Twenty-eight percent (28%) of the men polled claim that it would depend on the crime for someone they know, and 33 percent for inmates they do not know.
Thirty-three percent (33%) of the men polled stated it would depend on “other” factors for other inmates they know and 39 percent for inmates they do not know. Other factors included: circumstances of the crime, what they know of the person, tangible and direct evidence, the person’s character, and witnesses. A few of the men claimed it would depend on the “facts of the case,” but did not indicate facts according to whom.
For the 28 percent that answered that it depended on the crime—for inmates they know—men on the mainline would not believe a claim of innocence for crimes like sexual assault, kidnapping or sex crimes against children, especially if the child makes the accusation. When it came to other inmates that the men do not know, the men in blue would not believe a claim of innocence when it came to murder of a spouse, girlfriend, rape victim, or child, nor crimes such as kidnapping or child molestation.

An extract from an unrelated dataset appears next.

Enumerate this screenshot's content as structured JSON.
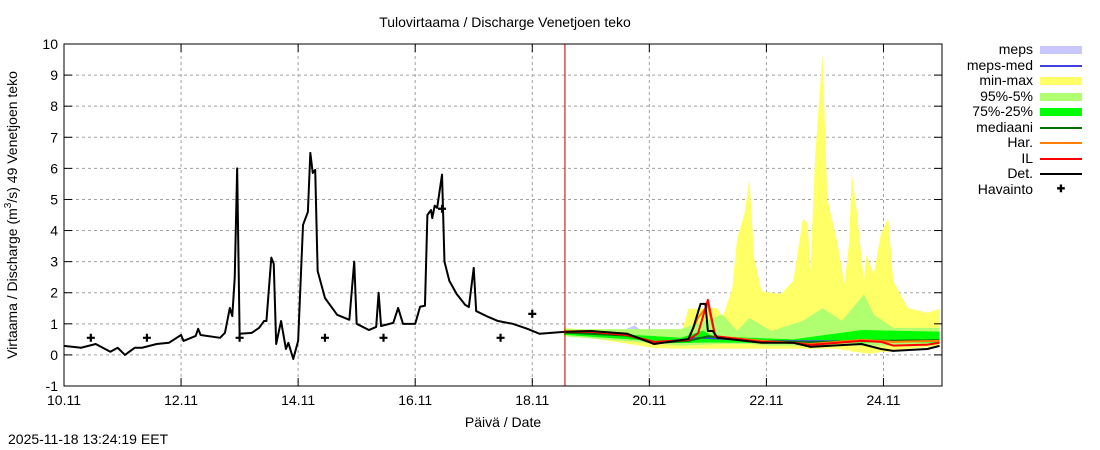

Finally, 11 percent of the mainline inmates polled at San Quentin claim that they were wrongly convicted, 44 percent claimed they were overcharged, six percent (6%) claim they were convicted under California’s felony-murder rule—which holds participants responsible for any homicide that occurs during the commission of a felony, regardless of who killed the victim or how—and 39 percent of the mainline inmates polled stated that they are guilty and take full responsibility for their crimes.